Закон наследственности, который получил зловеще образную форму в вещаниях святых Бернарда и Фомы: «От дьявола исходят и к дьяволу придут», иллюстрируе­мый в свете соображений более трезвых, нежели со­ображения привидений и добрых женщин, на семье Плантагенетов XII века, могли бы обусловить более благоприятные и даже абсолютно благоприятные предсказания.

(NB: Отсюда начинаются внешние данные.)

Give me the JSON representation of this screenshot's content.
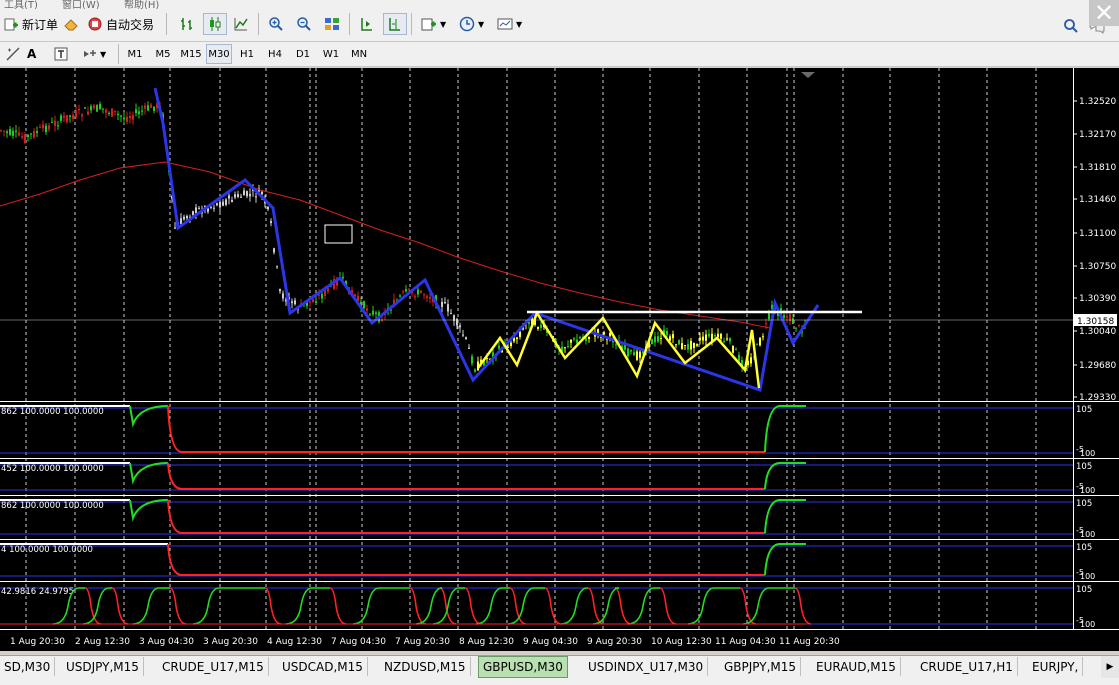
{
  "menu": {
    "tools": "工具(T)",
    "window": "窗口(W)",
    "help": "帮助(H)"
  },
  "toolbar": {
    "new_order": "新订单",
    "auto_trade": "自动交易"
  },
  "timeframes": [
    "M1",
    "M5",
    "M15",
    "M30",
    "H1",
    "H4",
    "D1",
    "W1",
    "MN"
  ],
  "active_timeframe": "M30",
  "chart": {
    "symbol": "GBPUSD,M30",
    "current_price": "1.30158",
    "price_ticks": [
      "1.32520",
      "1.32170",
      "1.31810",
      "1.31460",
      "1.31100",
      "1.30750",
      "1.30390",
      "1.30040",
      "1.29680",
      "1.29330"
    ],
    "time_ticks": [
      "1 Aug 20:30",
      "2 Aug 12:30",
      "3 Aug 04:30",
      "3 Aug 20:30",
      "4 Aug 12:30",
      "7 Aug 04:30",
      "7 Aug 20:30",
      "8 Aug 12:30",
      "9 Aug 04:30",
      "9 Aug 20:30",
      "10 Aug 12:30",
      "11 Aug 04:30",
      "11 Aug 20:30"
    ],
    "indicators": [
      {
        "label": "862 100.0000 100.0000",
        "top": "105",
        "bottom": "-5",
        "bottom2": "100"
      },
      {
        "label": "452 100.0000 100.0000",
        "top": "105",
        "bottom": "-5",
        "bottom2": "100"
      },
      {
        "label": "862 100.0000 100.0000",
        "top": "105",
        "bottom": "-5",
        "bottom2": "100"
      },
      {
        "label": "4 100.0000 100.0000",
        "top": "105",
        "bottom": "-5",
        "bottom2": "100"
      },
      {
        "label": "42.9816 24.9795",
        "top": "105",
        "bottom": "-5",
        "bottom2": "100"
      }
    ],
    "colors": {
      "bg": "#000000",
      "grid": "#ffffff",
      "ma": "#d42020",
      "zigzag_blue": "#2a36e8",
      "zigzag_yellow": "#ffff33",
      "level": "#ffffff",
      "osc_up": "#22dd22",
      "osc_down": "#ff2222",
      "level_line": "#2a36e8"
    }
  },
  "symbol_tabs": [
    "SD,M30",
    "USDJPY,M15",
    "CRUDE_U17,M15",
    "USDCAD,M15",
    "NZDUSD,M15",
    "GBPUSD,M30",
    "USDINDX_U17,M30",
    "GBPJPY,M15",
    "EURAUD,M15",
    "CRUDE_U17,H1",
    "EURJPY,"
  ],
  "active_tab": "GBPUSD,M30"
}
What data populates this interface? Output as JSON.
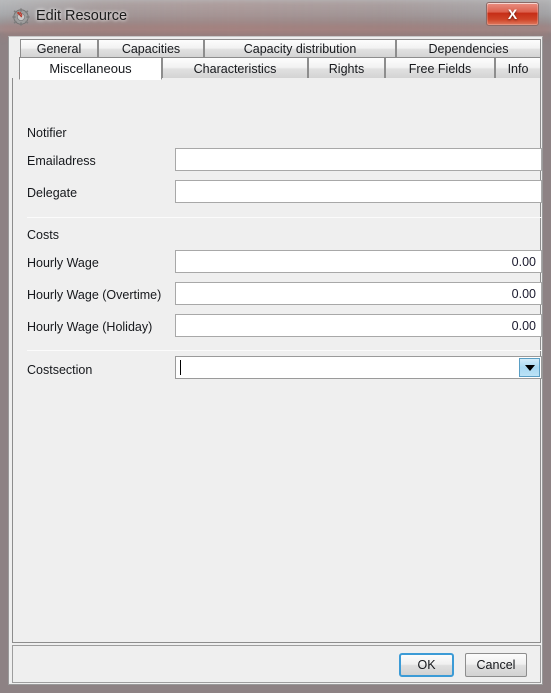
{
  "window": {
    "title": "Edit Resource",
    "icon": "gear-icon",
    "close_label": "X",
    "accent_blue": "#3c9bd6",
    "close_red": "#c52d16"
  },
  "tabs": {
    "row1": [
      {
        "label": "General",
        "selected": false
      },
      {
        "label": "Capacities",
        "selected": false
      },
      {
        "label": "Capacity distribution",
        "selected": false
      },
      {
        "label": "Dependencies",
        "selected": false
      }
    ],
    "row2": [
      {
        "label": "Miscellaneous",
        "selected": true
      },
      {
        "label": "Characteristics",
        "selected": false
      },
      {
        "label": "Rights",
        "selected": false
      },
      {
        "label": "Free Fields",
        "selected": false
      },
      {
        "label": "Info",
        "selected": false
      }
    ]
  },
  "form": {
    "notifier_section": "Notifier",
    "emailadress_label": "Emailadress",
    "emailadress_value": "",
    "delegate_label": "Delegate",
    "delegate_value": "",
    "costs_section": "Costs",
    "hourly_wage_label": "Hourly Wage",
    "hourly_wage_value": "0.00",
    "hourly_wage_overtime_label": "Hourly Wage (Overtime)",
    "hourly_wage_overtime_value": "0.00",
    "hourly_wage_holiday_label": "Hourly Wage (Holiday)",
    "hourly_wage_holiday_value": "0.00",
    "costsection_label": "Costsection",
    "costsection_value": ""
  },
  "buttons": {
    "ok": "OK",
    "cancel": "Cancel"
  }
}
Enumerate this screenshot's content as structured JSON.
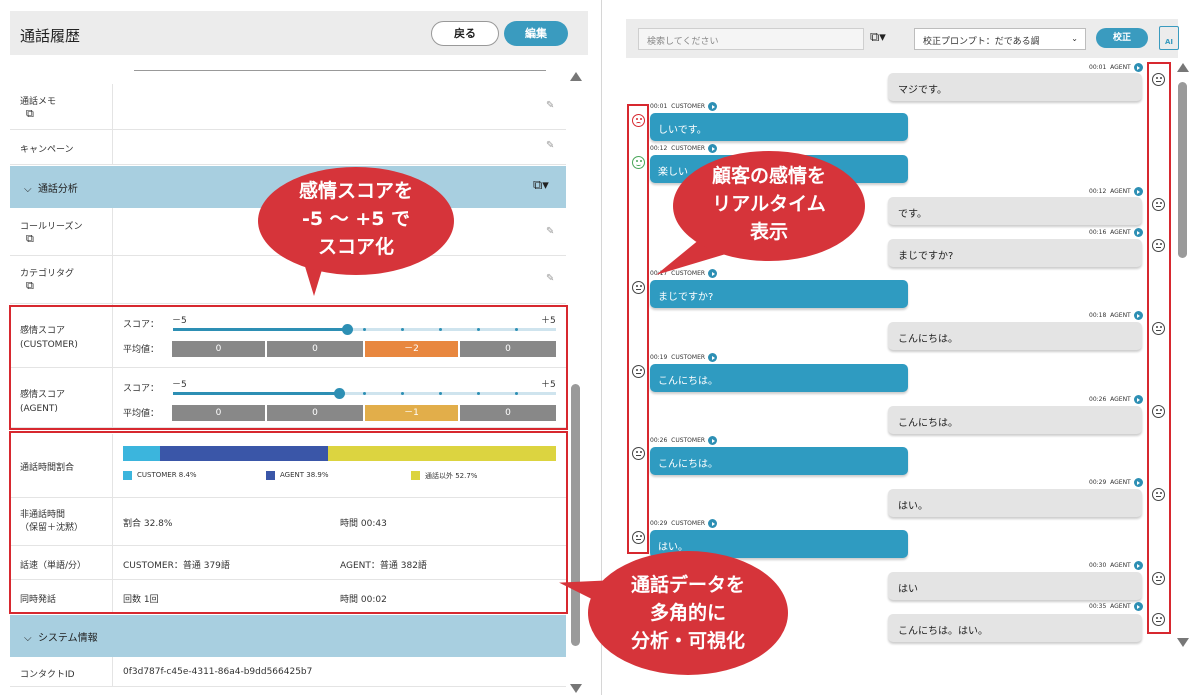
{
  "left": {
    "title": "通話履歴",
    "back_label": "戻る",
    "edit_label": "編集",
    "rows": {
      "memo": "通話メモ",
      "campaign": "キャンペーン",
      "call_reason": "コールリーズン",
      "category_tag": "カテゴリタグ"
    },
    "section_analysis": "通話分析",
    "section_system": "システム情報",
    "sentiment": {
      "customer": {
        "label_line1": "感情スコア",
        "label_line2": "(CUSTOMER)",
        "score_label": "スコア：",
        "min_label": "－5",
        "max_label": "＋5",
        "score": 0,
        "avg_label": "平均値：",
        "avg_values": [
          "0",
          "0",
          "－2",
          "0"
        ]
      },
      "agent": {
        "label_line1": "感情スコア",
        "label_line2": "(AGENT)",
        "score_label": "スコア：",
        "min_label": "－5",
        "max_label": "＋5",
        "score": -1,
        "avg_label": "平均値：",
        "avg_values": [
          "0",
          "0",
          "－1",
          "0"
        ]
      }
    },
    "talk_ratio": {
      "label": "通話時間割合",
      "customer_pct": 8.4,
      "agent_pct": 38.9,
      "other_pct": 52.7,
      "legend_customer": "CUSTOMER 8.4%",
      "legend_agent": "AGENT 38.9%",
      "legend_other": "通話以外 52.7%",
      "colors": {
        "customer": "#3bb5dd",
        "agent": "#3a56a8",
        "other": "#dcd440"
      }
    },
    "non_talk": {
      "label_line1": "非通話時間",
      "label_line2": "（保留＋沈黙）",
      "ratio": "割合 32.8%",
      "time": "時間 00:43"
    },
    "speed": {
      "label": "話速（単語/分）",
      "customer": "CUSTOMER：普通 379語",
      "agent": "AGENT：普通 382語"
    },
    "overlap": {
      "label": "同時発話",
      "count": "回数 1回",
      "time": "時間 00:02"
    },
    "contact": {
      "label": "コンタクトID",
      "value": "0f3d787f-c45e-4311-86a4-b9dd566425b7"
    }
  },
  "right": {
    "search_placeholder": "検索してください",
    "prompt_value": "校正プロンプト：だである調",
    "fix_label": "校正",
    "ai_label": "AI",
    "messages": [
      {
        "speaker": "AGENT",
        "time": "00:01",
        "text": "マジです。",
        "face": "neutral"
      },
      {
        "speaker": "CUSTOMER",
        "time": "00:01",
        "text": "しいです。",
        "face": "sad"
      },
      {
        "speaker": "CUSTOMER",
        "time": "00:12",
        "text": "楽しい",
        "face": "happy"
      },
      {
        "speaker": "AGENT",
        "time": "00:12",
        "text": "です。",
        "face": "neutral"
      },
      {
        "speaker": "AGENT",
        "time": "00:16",
        "text": "まじですか?",
        "face": "neutral"
      },
      {
        "speaker": "CUSTOMER",
        "time": "00:17",
        "text": "まじですか?",
        "face": "neutral"
      },
      {
        "speaker": "AGENT",
        "time": "00:18",
        "text": "こんにちは。",
        "face": "neutral"
      },
      {
        "speaker": "CUSTOMER",
        "time": "00:19",
        "text": "こんにちは。",
        "face": "neutral"
      },
      {
        "speaker": "AGENT",
        "time": "00:26",
        "text": "こんにちは。",
        "face": "neutral"
      },
      {
        "speaker": "CUSTOMER",
        "time": "00:26",
        "text": "こんにちは。",
        "face": "neutral"
      },
      {
        "speaker": "AGENT",
        "time": "00:29",
        "text": "はい。",
        "face": "neutral"
      },
      {
        "speaker": "CUSTOMER",
        "time": "00:29",
        "text": "はい。",
        "face": "neutral"
      },
      {
        "speaker": "AGENT",
        "time": "00:30",
        "text": "はい",
        "face": "neutral"
      },
      {
        "speaker": "AGENT",
        "time": "00:35",
        "text": "こんにちは。はい。",
        "face": "neutral"
      }
    ]
  },
  "callouts": {
    "score": [
      "感情スコアを",
      "-5 ～ +5 で",
      "スコア化"
    ],
    "realtime": [
      "顧客の感情を",
      "リアルタイム",
      "表示"
    ],
    "analysis": [
      "通話データを",
      "多角的に",
      "分析・可視化"
    ]
  },
  "colors": {
    "accent": "#3a9bbf",
    "customer_bubble": "#2f9bc1",
    "agent_bubble": "#e4e4e4",
    "section_bg": "#a8cfe0",
    "highlight_red": "#d7282f",
    "avg_negative_customer": "#e8873f",
    "avg_negative_agent": "#e2ae4a",
    "avg_neutral": "#888888"
  },
  "icons": [
    "copy-icon",
    "pencil-icon",
    "chevron-down-icon",
    "play-icon",
    "face-icon",
    "ai-icon",
    "scroll-up-icon",
    "scroll-down-icon"
  ]
}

Эта семья, смешавшая много сильных и разно­образных кровей крайнего германского севера и яркого романского юга, суровую душу скандинавских скал, сложную жизнь пиренейско-атлантической страны и веселье лазурных берегов Прованса, соединившая много культурных традиций, старых и молодых, наивно-свежих и порочно-утонченных, была исключительно энергичной и талантливой семьей. Все известные нам фигуры предков короля Ричарда — выше среднего роста как морально, так и физически. Семья эта богата эффектными, выразитель­ными в чисто средневековом смысле фигурами, не дав, впрочем, ни одного образа высшей человеческой красоты, какие знала хотя бы в Людовике IX семья Капетингов. Наблюдения евгеники имели бы любопытный материал в этой династии. Кровь норманнских пиратов, на многие десятилетия «впитавших воздух моря и страсть к безбреж­ным странствиям», мало изменившаяся, победившая все примеси за два века господства6 на северофранцузском берегу7, через посредство Гильома, завоевателя Англии, его сына Гильома Рыжего, его внука Анри I8 и его правнучки Матильды, «императрицы Матильды», — кровь эта влилась в жилы графов Анжу, одной из самых крупных сеньорий французского запада, когда Матильда, единственная прямая наследница норманнской династии в Англии, бывшая первым браком замужем за императо­ром Генрихом V, затем отдала свою руку вместе с правами на английский и норманнский престолы анжуйскому графу Жоффруа Плантагенету. Сын его Анри II, осуществивший эти права, сведя, таким образом, на своей голове три короны, на языке хроник именуется «сыном императрицы». Казалось бы, уже этот король-граф являлся человеком на девять десятых французской крови, даже в своей норманнской парентеле9. Потому что огромные, многодет­ные семьи, «дома» (maisnie), «фары» норманнских баро­нов, из которых не была исключением герцогская семья, плодились и множились не только за счет законных жен, но и наложниц, — очевидно, в огромном большинстве жен­щин французской, местной породы.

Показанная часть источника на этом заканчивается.